August 30, 2022 Authored by: Ananda Coomaraswamy

Sir George Birdwood on the Indian Village Potter.

The Indian potter’s wheel is of the simplest and rudest kind. It is a horizontal fly-wheel, two or three feet in diameter, loaded heavily with clay round the rim, and put in motion by the hand; and once set spinning, it revolves for five or seven minutes with a perfectly true and steady motion.

The clay to be moulded is heaped on the center of the wheel, and the potter squats down on the ground before it. A few vigorous turns and away spins the wheel, round and round, and still and silent as a “sleeping” top, while at once the shapeless heap of clay begins to grow under the potter’s hands into all sorts of faultless forms of archaic fictile art, which are carried off to be dried and baked as fast as they are thrown from the wheel. Any polishing is done by rubbing the baked jars and pots with a pebble. There is an immense demand for these water jars, cooking-pots, and earthen frying-pans and dishes. The Hindus have a religious prejudice against using an earthen vessel twice, and generally it is broken after the first pollution, and hence the demand for common earthenware in all Hindu families. There is an immense demand also for painted clay idols, which also are thrown away every day after being worshipped; and thus the potter, in virtue of his calling, is an hereditary officer in every Indian village.

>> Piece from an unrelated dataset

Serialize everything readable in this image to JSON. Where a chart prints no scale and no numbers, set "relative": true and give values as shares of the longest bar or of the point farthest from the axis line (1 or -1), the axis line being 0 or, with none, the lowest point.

In the Dakhan the potter’s field is just outside the village. Near the field is a heap of clay, and before it rises two or three stacks of pots and pans, while the verandah of his hut is filled with the smaller wares and painted images of the gods and epic heroes of the Ramayana and Mahabharata. He has to supply the entire village community with pitchers and cooking-pans and jars for storing grain and spices and salt, and to furnish travelers with any of these vessels they may require. Also, when the new corn begins to sprout, he has to take a water-jar to each field for the use of those engaged in watching the crop. But he is allowed to make bricks and tiles also, and for these he is paid, exclusively of his fees, which amount to between £4 and £5 a year. Altogether, he earns between £10 and £12 a year, and is passing rich with it. He enjoys, beside, the dignity of certain ceremonial and honorific offices. He bangs the big drum, and chants the hymns in honor of I ami, an incarnation of the great goddess Bhavani, at marriages; and at the dowra, or village harvest home festivals, he prepares the barbal, or mutton stew. He is, in truth, one of the most useful and respected members of the community, and in the happy religious organization village life there is no man happier than the hereditary potter, or Kumbar.

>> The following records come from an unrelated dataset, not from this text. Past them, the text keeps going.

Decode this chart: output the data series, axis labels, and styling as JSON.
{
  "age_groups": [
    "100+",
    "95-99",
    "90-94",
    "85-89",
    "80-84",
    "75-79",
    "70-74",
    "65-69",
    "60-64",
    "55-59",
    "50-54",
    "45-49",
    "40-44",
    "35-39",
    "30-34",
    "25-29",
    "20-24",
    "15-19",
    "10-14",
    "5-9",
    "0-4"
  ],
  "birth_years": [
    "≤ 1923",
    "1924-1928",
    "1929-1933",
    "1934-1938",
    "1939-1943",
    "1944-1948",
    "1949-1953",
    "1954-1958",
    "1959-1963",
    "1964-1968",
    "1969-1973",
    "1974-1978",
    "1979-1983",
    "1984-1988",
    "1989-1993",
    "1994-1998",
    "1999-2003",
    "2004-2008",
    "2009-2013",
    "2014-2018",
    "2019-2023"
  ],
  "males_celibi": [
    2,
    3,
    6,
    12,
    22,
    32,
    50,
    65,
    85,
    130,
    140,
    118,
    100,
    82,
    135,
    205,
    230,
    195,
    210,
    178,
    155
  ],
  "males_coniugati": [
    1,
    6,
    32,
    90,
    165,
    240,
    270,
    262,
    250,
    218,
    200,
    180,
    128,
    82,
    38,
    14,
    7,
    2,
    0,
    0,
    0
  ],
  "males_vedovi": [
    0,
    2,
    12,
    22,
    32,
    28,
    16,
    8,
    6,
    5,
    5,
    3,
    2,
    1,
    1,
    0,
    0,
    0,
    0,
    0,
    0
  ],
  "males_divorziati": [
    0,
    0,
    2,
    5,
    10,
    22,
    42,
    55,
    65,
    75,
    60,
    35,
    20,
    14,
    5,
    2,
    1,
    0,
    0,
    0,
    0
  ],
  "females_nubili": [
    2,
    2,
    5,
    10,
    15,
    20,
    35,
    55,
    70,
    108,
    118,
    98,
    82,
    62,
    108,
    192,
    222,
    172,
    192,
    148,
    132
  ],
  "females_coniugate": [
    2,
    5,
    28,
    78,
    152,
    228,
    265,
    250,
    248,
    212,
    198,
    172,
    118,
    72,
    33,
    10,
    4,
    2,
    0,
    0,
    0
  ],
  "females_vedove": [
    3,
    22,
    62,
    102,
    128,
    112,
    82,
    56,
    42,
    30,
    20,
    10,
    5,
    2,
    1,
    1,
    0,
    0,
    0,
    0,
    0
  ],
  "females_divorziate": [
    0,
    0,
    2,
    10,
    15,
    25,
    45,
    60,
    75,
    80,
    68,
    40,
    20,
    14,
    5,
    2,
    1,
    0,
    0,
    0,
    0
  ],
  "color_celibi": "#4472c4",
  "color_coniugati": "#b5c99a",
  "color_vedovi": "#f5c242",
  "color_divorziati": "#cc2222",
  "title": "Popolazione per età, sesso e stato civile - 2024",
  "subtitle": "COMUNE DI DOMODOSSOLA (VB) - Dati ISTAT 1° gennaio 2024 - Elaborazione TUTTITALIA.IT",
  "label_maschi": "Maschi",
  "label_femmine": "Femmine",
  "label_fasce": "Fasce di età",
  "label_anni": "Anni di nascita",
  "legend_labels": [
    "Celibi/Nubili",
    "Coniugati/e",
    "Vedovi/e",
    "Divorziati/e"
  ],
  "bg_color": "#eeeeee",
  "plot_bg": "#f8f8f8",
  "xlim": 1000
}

“Are not these the conditions under which popular art and song have everywhere sprung, and which are everywhere found essential to the preservation of their pristine purity? To the Indian land and village system we owe altogether the hereditary cunning of the Hindu handicraftsman. It has created for him simple plenty, and a scheme of democratic life, in which all are co-ordinate parts of one undivided and indivisible whole, the provision and respect due to every man in it being enforced under the highest religious sanctions, and every calling perpetuated from father to son by those cardinal obligations on which the whole hierarchy of Hinduism hinges. India has undergone more religious and political revolutions than any other country in the world; but the village communities remain in full municipal vigor all over the peninsula. Scythian, Greek, Saracen, Afghan, Mongol and Maratha have come down from the mountains, and Portuguese, Dutch, English, French and Dane up out of its seas, and set up their successive dominations in the land; but the religious trade union villages have remained as little affected by their coming and going as a rock by the rising and falling of the tide; and there, at his daily work, has sat the hereditary village potter amid all these shocks and changes, steadfast and inchangeable for 3,000 years, Macedonian, Mongol, Maratha, Portuguese, English, French and Dane of no more account to him than the broken potsherds lying round his wheel.”